Pension Funds turn to multi-asset target return strategies
Baring Asset Management (Barings), the international investment management firm, has won more than £500 million in assets from UK pension funds for multi-asset targeted return portfolios so far in 2007. UK pension schemes and their consultants are increasingly recognising the benefits of multi-asset targeted return strategies seeking equity-like returns with less than equity risk.Richard Graham, Head of UK Institutional Business at Barings explains: “We expect a very different investment environment over the next ten years where asset allocation is again the main driver of returns and portfolio diversification is key to delivering real returns and reducing risk.”
Most recently, Habitat Pension Scheme, advised by P-Solve Asset Solutions, awarded Barings £6 million, which will be invested in Barings’ Dynamic Asset Allocation Fund. The Fund, which was launched on the 17th January 2007, now has over £257 million under management (as of 30 September 2007) consisting entirely of third party UK pension scheme assets. This makes it one of the industry’s fastest growing multi-asset targeted return funds.
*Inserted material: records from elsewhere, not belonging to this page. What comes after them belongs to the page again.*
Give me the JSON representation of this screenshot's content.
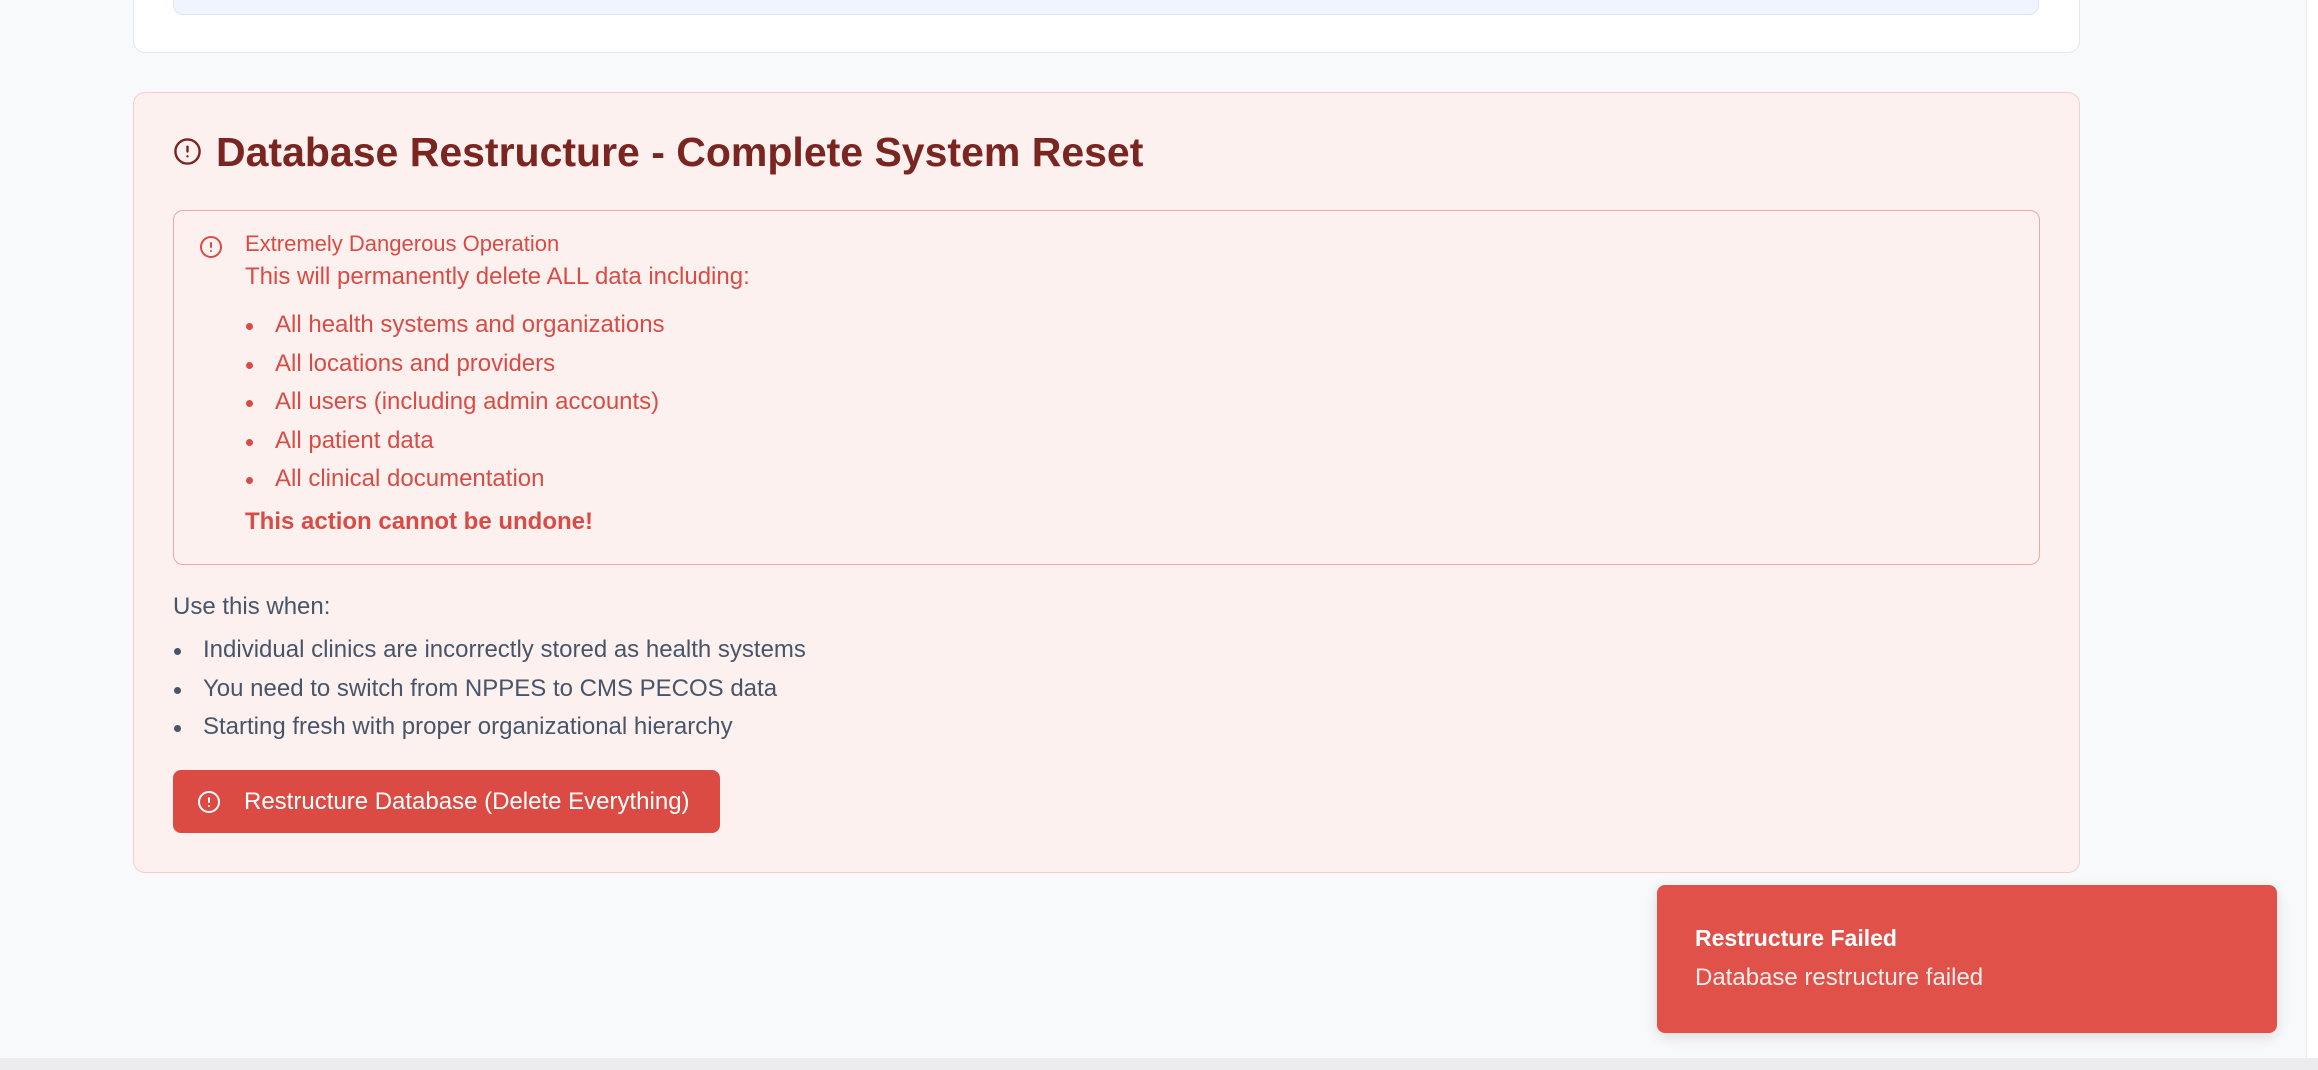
{
  "restructure_section": {
    "title": "Database Restructure - Complete System Reset",
    "alert": {
      "title": "Extremely Dangerous Operation",
      "intro": "This will permanently delete ALL data including:",
      "items": [
        "All health systems and organizations",
        "All locations and providers",
        "All users (including admin accounts)",
        "All patient data",
        "All clinical documentation"
      ],
      "warning": "This action cannot be undone!"
    },
    "use_when": {
      "heading": "Use this when:",
      "items": [
        "Individual clinics are incorrectly stored as health systems",
        "You need to switch from NPPES to CMS PECOS data",
        "Starting fresh with proper organizational hierarchy"
      ]
    },
    "button_label": "Restructure Database (Delete Everything)"
  },
  "toast": {
    "title": "Restructure Failed",
    "description": "Database restructure failed"
  },
  "colors": {
    "danger_text": "#d94c45",
    "title_text": "#7a2520",
    "button_bg": "#db4b44",
    "toast_bg": "#e05249",
    "card_bg": "#fdf1f0"
  },
  "icons": {
    "title_icon": "alert-circle-icon",
    "alert_icon": "alert-circle-icon",
    "button_icon": "alert-circle-icon"
  }
}
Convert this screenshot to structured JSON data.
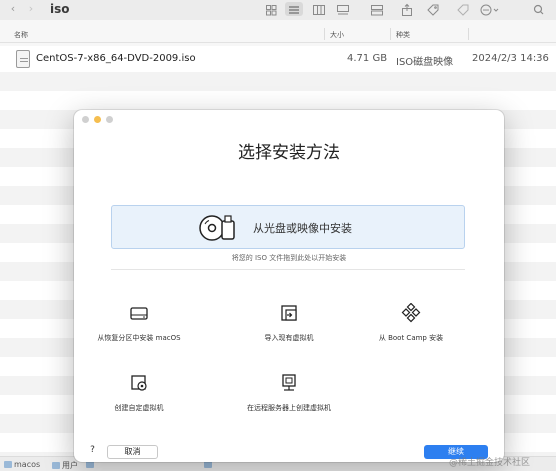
{
  "finder": {
    "title": "iso",
    "nav_back": "‹",
    "nav_forward": "›",
    "columns": {
      "name": "名称",
      "size": "大小",
      "kind": "种类",
      "date": ""
    },
    "file": {
      "name": "CentOS-7-x86_64-DVD-2009.iso",
      "size": "4.71 GB",
      "kind": "ISO磁盘映像",
      "date": "2024/2/3 14:36"
    },
    "pathbar": [
      "macos",
      "用户",
      "",
      ""
    ]
  },
  "dialog": {
    "title": "选择安装方法",
    "disc_option_label": "从光盘或映像中安装",
    "drop_hint": "将您的 ISO 文件拖到此处以开始安装",
    "options": [
      {
        "label": "从恢复分区中安装 macOS",
        "icon": "hard-drive-icon"
      },
      {
        "label": "导入现有虚拟机",
        "icon": "import-vm-icon"
      },
      {
        "label": "从 Boot Camp 安装",
        "icon": "boot-camp-icon"
      },
      {
        "label": "创建自定虚拟机",
        "icon": "custom-vm-icon"
      },
      {
        "label": "在远程服务器上创建虚拟机",
        "icon": "remote-server-icon"
      }
    ],
    "help_label": "?",
    "cancel_label": "取消",
    "continue_label": "继续"
  },
  "watermark": "@稀土掘金技术社区",
  "colors": {
    "accent": "#2d7ff0",
    "drop_zone_bg": "#e9f2fb",
    "traffic_yellow": "#f5be4f"
  }
}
Barings’ Extended Risk Fund has more than £57 million in new assets so far in 2007. The Chartered Institute of Personnel and Development (CIPD) have appointed Barings to manage a £6 million mandate for its Retirement Scheme to be invested in this fund. The CIPD’s primary mission is to lead in the development and promotion of good practice in the field of the management and development of people. The CIPD was advised by AON Consulting.
Existing clients have made further inflows to Barings’ multi asset targeted return accounts worth over £15.7 million.
Graham concludes; “We have been delighted with the reaction from corporate defined benefit pension funds and their consultants to our multi-asset targeted return products, and we believe that a similar reaction from Local Authority schemes will follow. The growth of the Dynamic Asset Allocation fund in particular demonstrates the demand from UK pension schemes for an investment strategy that produces long term capital growth but within closely defined risk parameters and from a diversified portfolio of assets.”
Since the beginning of the year Barings new multi-asset targeted return clients include Doosan Babcock Energy, United Norwest Co-operatives Employees' Pension Fund, Fiat Common Investment Fund, Shepherds Friendly Life Society and Yorkshire Co-operatives Employees Pension Fund among others.